I have over 13,000 hours of my life tied up in all of this and you lazy-ass n00bs just have no idea what kind of gold I’m giving away here. You don’t even care. Now read that post I linked to because the least you could do is give me another damn page view. I earned it.

The image below shows the entire KM macro I built for creating new linked-list posts. (The macro for regular posts is similar, but much simpler, and easily derivable from the following discussion.) While most of this macro probably is pretty self-explanatory, certain parts of it definitely aren’t, and so beneath the image I explain my thinking around those elements.

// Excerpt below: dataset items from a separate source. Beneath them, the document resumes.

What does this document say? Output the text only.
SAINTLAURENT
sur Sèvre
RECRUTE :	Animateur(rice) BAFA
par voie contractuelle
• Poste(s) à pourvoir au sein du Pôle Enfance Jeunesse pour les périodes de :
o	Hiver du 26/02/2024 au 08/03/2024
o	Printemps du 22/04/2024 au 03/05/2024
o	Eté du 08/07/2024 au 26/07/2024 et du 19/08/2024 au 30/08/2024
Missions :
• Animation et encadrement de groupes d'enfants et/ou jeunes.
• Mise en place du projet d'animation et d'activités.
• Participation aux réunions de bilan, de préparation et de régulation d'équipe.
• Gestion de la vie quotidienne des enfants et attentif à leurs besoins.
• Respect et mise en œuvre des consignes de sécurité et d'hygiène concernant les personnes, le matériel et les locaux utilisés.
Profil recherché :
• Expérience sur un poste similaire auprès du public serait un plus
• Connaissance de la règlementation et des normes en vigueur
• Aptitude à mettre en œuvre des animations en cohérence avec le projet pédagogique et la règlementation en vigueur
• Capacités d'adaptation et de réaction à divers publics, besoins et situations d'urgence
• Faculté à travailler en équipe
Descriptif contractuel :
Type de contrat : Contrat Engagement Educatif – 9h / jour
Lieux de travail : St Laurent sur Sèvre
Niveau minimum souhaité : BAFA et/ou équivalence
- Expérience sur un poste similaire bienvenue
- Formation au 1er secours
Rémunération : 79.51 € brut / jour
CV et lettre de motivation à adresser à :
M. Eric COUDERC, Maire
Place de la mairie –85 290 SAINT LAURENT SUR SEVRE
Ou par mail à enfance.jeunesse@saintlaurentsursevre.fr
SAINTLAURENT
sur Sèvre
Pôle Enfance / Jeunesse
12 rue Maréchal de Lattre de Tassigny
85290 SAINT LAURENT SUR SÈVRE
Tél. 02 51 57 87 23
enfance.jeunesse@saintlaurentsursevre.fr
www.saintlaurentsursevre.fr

Buckle up, idiots, because by “self-explanatory” I mean that you would never have put this together in a MILLION YEARS on your own. I did it with a wife, an insanely busy job, and two hungry-ass cats to deal with.

The first thing the macro does is invoke the If Then Else action to determine whether I modified my hot key trigger for the macro with “Q”…

I know you’re just going to skip all of this, but whatever, I’m writing it out anyway, like a boss.

This worked just fine, but it wasn’t very elegant, and required Pause actions to be inserted in a couple of places because the GUI couldn’t keep up with the macro.

I’ve spent the last 6 hours convincing myself that the GUI not being able to keep up isn’t my fault. I finally believe it and am going to sleep.